The rod-like Cr3C2 micro-whiskers were successfully synthesized from chromic oxide and blank carbon as reaction sources and halide salts and nickel as catalysts by using a carbothermal reduction method assisted with high energy milling and liquid phase catalysis. The optimal preparing condition was to calcine the mixture of Cr2O3:C:NaCl:KCl:Ni ​= ​1:8:0.4:0.4:0.3 (mole ratio) at 1300 ​°C for 2h without other post-treatments. The growth of Cr3C2 micro-whiskers was based on S-L-S mechanism that the brief reaction process of Cr2O3+C→Cr7C3→Cr3C2 occurred in molten catalyst liquids. Besides, the deficiency of carbon led to the generation of Cr7C3 particles, and its excess could induce the formation of coral clusters.
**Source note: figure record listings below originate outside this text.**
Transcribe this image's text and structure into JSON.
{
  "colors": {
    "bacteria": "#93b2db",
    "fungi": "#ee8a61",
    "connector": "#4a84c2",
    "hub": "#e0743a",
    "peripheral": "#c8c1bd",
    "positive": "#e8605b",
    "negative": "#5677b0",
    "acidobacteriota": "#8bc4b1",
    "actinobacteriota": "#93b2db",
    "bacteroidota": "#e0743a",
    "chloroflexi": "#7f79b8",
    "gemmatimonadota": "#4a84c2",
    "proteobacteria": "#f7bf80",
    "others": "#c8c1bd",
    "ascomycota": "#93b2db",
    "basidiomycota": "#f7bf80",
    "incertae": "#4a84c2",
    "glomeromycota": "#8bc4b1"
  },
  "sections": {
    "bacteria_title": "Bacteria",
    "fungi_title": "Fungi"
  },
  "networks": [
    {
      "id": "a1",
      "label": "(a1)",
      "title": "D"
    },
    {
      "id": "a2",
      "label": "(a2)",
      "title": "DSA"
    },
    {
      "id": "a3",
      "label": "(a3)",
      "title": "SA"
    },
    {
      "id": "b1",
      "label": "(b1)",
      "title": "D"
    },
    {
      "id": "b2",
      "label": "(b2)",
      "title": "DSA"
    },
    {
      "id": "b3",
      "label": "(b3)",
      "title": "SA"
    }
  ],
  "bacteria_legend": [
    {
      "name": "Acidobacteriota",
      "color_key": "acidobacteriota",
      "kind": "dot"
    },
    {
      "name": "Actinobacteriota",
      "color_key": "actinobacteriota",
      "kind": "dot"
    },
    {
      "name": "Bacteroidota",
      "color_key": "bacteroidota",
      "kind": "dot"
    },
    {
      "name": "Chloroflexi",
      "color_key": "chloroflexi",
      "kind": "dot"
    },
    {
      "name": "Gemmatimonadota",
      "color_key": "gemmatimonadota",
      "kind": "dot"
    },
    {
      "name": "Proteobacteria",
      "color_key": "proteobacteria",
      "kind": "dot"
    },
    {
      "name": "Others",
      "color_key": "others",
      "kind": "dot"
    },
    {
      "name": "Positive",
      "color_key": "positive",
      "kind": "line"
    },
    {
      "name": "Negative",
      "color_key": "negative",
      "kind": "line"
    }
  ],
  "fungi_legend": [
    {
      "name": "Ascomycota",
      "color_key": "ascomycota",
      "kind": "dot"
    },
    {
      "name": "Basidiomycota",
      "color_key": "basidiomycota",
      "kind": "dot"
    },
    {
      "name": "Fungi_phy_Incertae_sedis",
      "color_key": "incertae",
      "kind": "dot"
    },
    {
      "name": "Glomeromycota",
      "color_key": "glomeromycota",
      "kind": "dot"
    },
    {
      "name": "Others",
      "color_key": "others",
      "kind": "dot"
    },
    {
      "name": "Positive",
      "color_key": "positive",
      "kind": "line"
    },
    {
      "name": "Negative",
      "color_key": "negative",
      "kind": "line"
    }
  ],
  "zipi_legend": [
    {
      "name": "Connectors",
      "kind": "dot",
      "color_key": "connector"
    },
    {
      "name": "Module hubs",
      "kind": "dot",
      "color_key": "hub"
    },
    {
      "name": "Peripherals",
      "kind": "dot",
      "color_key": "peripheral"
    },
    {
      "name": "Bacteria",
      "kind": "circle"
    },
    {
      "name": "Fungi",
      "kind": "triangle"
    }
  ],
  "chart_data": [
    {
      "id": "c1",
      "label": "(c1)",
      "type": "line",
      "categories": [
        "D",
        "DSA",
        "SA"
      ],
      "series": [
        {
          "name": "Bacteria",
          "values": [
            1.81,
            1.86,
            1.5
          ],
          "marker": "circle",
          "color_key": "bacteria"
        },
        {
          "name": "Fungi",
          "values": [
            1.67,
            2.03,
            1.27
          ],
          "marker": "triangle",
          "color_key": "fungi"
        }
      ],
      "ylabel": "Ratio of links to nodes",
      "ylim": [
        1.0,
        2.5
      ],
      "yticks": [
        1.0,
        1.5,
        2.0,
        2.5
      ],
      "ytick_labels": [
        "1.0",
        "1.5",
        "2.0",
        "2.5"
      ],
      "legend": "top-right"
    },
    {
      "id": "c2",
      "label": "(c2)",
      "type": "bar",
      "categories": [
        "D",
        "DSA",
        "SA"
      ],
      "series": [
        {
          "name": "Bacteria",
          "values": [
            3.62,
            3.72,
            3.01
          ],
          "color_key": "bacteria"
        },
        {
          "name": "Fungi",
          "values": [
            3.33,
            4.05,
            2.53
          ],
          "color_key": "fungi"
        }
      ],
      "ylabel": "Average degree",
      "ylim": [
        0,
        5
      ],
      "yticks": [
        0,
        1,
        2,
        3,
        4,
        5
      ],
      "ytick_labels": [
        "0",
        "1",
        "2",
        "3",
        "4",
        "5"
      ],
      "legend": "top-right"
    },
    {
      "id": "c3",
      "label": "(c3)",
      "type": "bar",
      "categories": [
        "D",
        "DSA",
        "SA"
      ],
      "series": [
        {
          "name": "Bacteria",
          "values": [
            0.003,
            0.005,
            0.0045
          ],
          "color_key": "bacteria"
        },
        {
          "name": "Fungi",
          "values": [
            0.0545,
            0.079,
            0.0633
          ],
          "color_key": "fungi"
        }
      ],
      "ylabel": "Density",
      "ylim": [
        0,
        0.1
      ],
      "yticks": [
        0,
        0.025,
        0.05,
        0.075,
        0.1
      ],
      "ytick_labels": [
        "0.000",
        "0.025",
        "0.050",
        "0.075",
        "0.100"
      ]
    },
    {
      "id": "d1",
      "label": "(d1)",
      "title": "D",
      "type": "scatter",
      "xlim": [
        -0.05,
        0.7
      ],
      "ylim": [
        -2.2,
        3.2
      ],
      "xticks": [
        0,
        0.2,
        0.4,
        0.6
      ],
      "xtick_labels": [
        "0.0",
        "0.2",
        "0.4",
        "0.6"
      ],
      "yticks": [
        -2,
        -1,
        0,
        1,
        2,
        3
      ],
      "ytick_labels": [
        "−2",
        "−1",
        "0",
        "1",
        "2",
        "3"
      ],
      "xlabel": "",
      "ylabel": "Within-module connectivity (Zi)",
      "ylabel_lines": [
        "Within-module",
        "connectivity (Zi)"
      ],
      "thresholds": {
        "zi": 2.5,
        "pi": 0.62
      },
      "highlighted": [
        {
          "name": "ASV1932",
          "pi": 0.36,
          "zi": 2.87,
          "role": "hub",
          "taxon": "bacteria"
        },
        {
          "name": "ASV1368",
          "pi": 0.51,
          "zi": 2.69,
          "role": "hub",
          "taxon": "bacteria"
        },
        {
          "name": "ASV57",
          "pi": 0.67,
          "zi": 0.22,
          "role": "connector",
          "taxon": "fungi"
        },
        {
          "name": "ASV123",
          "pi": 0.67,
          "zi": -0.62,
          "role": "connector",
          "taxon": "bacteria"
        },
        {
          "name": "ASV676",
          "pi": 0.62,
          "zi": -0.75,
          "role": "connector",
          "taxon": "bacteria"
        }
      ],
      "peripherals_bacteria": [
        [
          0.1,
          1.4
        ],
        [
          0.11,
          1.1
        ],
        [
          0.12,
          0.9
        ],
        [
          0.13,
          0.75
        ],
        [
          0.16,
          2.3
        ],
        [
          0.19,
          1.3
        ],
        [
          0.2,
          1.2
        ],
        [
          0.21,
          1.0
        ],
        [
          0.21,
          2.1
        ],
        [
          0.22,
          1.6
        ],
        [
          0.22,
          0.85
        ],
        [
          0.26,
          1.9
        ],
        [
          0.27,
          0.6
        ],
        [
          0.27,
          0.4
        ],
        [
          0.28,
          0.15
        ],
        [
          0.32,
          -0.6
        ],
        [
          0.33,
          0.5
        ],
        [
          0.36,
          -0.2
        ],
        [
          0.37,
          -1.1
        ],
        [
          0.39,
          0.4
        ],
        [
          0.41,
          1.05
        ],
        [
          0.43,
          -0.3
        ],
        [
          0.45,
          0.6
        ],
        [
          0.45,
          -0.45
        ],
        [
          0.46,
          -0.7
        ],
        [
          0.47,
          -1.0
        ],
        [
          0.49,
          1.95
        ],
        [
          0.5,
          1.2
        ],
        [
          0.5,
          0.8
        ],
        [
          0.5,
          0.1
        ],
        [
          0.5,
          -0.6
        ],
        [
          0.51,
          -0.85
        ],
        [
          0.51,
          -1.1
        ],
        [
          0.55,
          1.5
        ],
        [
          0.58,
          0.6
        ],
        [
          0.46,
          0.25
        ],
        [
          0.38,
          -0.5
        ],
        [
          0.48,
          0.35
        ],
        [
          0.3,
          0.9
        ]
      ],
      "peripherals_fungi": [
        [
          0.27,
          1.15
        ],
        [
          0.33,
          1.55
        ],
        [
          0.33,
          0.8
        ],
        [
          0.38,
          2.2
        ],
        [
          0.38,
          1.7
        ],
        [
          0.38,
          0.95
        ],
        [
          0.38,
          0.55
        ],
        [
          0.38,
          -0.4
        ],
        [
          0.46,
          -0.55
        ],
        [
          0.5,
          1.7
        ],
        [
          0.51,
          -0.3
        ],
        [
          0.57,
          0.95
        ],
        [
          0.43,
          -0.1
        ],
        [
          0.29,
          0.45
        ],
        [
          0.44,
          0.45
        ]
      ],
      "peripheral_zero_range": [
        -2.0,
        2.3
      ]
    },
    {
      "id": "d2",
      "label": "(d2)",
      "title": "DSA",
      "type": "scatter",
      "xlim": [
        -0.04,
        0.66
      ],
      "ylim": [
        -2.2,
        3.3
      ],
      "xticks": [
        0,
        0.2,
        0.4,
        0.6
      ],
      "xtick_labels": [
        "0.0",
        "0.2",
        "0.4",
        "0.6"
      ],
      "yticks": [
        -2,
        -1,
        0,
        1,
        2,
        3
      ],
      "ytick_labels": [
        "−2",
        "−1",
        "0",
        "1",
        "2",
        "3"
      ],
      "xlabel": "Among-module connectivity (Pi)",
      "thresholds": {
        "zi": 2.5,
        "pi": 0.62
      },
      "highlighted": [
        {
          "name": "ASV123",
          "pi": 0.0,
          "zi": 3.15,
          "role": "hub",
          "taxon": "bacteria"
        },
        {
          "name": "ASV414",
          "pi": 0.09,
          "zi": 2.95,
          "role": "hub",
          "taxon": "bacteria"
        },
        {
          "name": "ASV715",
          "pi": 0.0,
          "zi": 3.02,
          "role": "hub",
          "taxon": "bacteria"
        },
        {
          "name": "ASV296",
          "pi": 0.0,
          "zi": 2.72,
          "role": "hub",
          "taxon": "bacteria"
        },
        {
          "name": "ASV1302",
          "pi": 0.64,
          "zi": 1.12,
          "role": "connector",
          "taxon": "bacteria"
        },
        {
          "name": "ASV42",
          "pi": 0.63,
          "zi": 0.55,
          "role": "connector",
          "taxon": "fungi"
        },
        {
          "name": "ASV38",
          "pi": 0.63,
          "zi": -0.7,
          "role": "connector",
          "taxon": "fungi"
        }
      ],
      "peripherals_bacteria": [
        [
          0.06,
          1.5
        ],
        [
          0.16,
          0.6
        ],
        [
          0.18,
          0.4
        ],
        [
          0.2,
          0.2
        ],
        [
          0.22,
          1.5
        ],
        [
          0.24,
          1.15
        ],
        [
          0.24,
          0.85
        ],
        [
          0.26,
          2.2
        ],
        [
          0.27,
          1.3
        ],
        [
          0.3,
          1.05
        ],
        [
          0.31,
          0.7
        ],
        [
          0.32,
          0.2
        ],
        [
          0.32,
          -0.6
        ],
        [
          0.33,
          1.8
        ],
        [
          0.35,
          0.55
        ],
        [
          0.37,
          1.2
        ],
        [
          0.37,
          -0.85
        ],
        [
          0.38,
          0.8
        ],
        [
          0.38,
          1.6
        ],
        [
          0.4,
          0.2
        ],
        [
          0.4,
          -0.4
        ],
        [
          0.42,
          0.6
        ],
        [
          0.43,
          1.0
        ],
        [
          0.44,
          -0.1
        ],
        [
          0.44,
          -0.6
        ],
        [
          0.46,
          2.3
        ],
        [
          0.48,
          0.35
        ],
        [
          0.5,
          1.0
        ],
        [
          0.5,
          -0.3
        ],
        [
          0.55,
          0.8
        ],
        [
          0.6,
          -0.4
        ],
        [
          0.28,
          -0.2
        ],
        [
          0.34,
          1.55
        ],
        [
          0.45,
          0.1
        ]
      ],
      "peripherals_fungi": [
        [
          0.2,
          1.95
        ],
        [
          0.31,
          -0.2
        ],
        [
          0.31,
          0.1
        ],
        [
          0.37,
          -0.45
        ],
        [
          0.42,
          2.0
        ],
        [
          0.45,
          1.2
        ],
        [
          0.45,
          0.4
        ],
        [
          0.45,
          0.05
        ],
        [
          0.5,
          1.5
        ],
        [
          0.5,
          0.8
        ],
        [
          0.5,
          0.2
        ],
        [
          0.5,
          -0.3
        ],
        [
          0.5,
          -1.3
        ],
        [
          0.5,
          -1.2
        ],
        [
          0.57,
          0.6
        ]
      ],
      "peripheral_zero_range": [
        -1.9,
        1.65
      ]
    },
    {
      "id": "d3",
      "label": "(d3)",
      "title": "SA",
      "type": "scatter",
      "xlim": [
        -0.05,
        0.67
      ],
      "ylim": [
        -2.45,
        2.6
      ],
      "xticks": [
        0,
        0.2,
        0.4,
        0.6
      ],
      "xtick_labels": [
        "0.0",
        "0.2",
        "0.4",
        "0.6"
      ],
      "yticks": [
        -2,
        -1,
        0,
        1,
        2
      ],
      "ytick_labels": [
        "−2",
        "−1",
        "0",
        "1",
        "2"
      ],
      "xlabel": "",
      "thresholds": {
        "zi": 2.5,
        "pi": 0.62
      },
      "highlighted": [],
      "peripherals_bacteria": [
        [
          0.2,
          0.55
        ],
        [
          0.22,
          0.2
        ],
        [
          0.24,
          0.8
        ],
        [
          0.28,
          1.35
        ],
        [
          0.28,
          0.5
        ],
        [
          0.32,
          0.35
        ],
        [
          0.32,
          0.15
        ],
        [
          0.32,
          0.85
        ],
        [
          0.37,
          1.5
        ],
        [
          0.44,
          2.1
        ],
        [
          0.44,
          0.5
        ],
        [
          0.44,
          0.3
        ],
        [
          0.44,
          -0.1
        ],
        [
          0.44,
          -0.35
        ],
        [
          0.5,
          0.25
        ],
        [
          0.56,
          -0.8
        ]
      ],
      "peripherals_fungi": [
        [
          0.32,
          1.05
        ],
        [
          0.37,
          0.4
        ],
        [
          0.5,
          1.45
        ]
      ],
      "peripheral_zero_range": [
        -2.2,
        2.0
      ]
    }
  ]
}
The obtained Cr3C2 whiskers were not oxidized in air atmosphere at temperature lower than 1000 ​°C, and a thin Cr2O3 coating which prevented further oxidation gradually formed on the outside of whiskers from 1000 to 1200 ​°C. In addition, the bonding strength of heat resistant adhesive was increased by 16–28% from 500 to 1500 ​°C after adding Cr3C2 whiskers, which was mainly attributed to the pull-out mechanism, whereas the added carbon fibers were completely oxidized and left many sags in adhesive structure, thus severely decreasing the strength. Molecular dynamics simulations with the tersoff forcefield were carried out to facilitate fundamental understanding of the micro-whiskers growing in preferred directions. Combined with theoretical and experimental studies, this work significantly expands the design space and motivates future efforts in exploring the emerging applications of the mechanical properties of Cr3C2 whiskers in severe occasions.